[Date Prev][Date Next] [Chronological] [Thread] [Top]

Re: UTF8 case insensitive matching



At 04:31 PM 10/25/00 +0200, Stig Venås wrote:
>On Tue, Oct 24, 2000 at 01:11:25PM -0700, Kurt D. Zeilenga wrote:
>> The DN normalization and matching?
>
>I'm looking at this. I have some questions.
>
>I'm writing UTF8str2upper and perhaps some other UTF8 functions
>that need liblunicode to work. I think they belong in utf8.c in
>libldap, but it's not so good I think, if applications that use
>libldap also must link with liblunicode. Where should I put it?


ldap_pvt_uc.h/-llunicode

>I'm not sure, but I think that the width of a character in UTF8
>might change when you change casing. Does anyone know for sure
>if it might?

Yes.

>If it can change, dn_normalize will have to malloc
>space for a new string and return a pointer to that.
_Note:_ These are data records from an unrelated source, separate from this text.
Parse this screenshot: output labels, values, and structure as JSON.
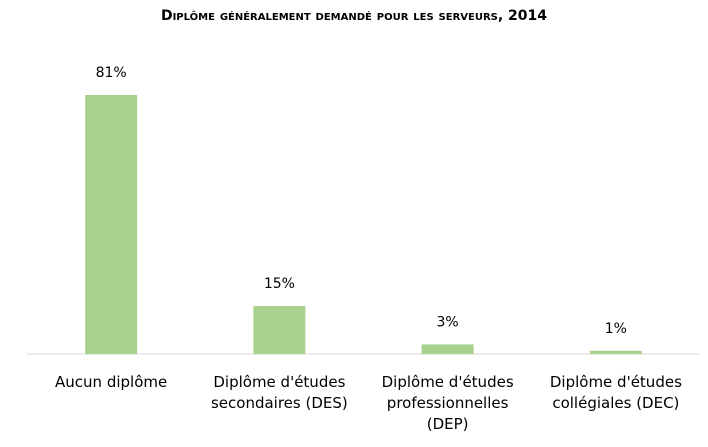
{
  "chart_data": {
    "type": "bar",
    "title": "Diplôme généralement demandé pour les serveurs, 2014",
    "categories": [
      "Aucun diplôme",
      "Diplôme d'études secondaires (DES)",
      "Diplôme d'études professionnelles (DEP)",
      "Diplôme d'études collégiales (DEC)"
    ],
    "values": [
      81,
      15,
      3,
      1
    ],
    "value_labels": [
      "81%",
      "15%",
      "3%",
      "1%"
    ],
    "color": "#a9d18e"
  }
}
This is needed anyway for quoting/escape normalization...

>A lot of
>code would have to be changed then. An easy but incorrect way
>out could be to simply not change casing for a character if
>the size is different. It would still be better than todays
>situation.

We can certainly cheat in the short term....

Long term, we need to use the dnValidate()/dnNormalizer()
semantics instead of the dn_validate()/dn_normalize() semantics.  
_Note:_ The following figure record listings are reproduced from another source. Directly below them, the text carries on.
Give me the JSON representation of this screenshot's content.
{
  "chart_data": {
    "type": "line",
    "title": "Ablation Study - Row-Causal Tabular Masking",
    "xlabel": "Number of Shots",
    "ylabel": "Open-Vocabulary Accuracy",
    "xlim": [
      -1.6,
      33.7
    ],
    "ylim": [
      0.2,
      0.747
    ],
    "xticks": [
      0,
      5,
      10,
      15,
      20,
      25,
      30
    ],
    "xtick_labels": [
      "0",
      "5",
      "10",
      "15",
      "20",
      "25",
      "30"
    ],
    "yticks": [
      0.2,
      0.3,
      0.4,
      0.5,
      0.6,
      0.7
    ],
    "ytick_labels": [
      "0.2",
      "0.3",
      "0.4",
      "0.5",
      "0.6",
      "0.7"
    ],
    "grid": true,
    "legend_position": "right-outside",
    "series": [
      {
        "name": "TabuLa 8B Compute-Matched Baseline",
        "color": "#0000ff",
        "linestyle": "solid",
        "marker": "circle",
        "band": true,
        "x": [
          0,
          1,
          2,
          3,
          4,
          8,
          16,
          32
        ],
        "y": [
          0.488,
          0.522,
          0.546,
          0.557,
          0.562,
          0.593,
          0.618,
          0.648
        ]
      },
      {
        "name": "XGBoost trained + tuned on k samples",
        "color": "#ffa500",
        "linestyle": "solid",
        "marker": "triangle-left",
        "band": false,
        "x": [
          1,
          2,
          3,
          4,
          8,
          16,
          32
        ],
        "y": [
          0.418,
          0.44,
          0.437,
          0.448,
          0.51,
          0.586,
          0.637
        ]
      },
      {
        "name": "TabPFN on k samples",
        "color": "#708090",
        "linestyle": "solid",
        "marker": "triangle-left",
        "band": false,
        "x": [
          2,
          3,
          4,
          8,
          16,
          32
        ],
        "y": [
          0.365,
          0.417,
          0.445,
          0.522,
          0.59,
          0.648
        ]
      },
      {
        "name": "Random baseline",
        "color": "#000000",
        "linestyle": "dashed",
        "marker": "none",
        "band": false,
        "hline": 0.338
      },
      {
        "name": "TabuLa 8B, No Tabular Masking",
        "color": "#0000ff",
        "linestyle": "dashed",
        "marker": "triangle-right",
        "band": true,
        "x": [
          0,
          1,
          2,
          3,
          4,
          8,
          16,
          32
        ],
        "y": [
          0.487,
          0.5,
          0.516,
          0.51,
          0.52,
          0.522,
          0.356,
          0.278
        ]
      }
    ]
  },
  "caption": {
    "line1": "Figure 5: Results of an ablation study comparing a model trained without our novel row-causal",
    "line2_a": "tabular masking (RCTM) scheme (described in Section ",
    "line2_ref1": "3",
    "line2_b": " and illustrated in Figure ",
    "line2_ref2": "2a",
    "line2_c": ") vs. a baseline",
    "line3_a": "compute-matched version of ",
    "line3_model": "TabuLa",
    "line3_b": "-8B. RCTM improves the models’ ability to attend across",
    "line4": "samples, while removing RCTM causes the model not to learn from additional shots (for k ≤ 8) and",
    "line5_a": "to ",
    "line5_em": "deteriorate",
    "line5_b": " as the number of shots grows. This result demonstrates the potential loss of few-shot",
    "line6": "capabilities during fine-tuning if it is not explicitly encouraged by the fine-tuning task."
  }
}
In the mid term, to avoid the ripple effect of the
dn_validate()/dn_normalize() change, I suggest that temporary
versions of dn_validate()/dn_normalize() be implemented which
use dnValidate()/dnNormalize() to do the work but provide old
semantics otherwise.

The dnValidate()/dnNormalize(), besides dealing with
lower/upper case length changes, can:
   validate/normalize attribute type
   unescape/unquoting, validate/normalize value (*) and reescape
     * extra credit: per value syntax

Kurt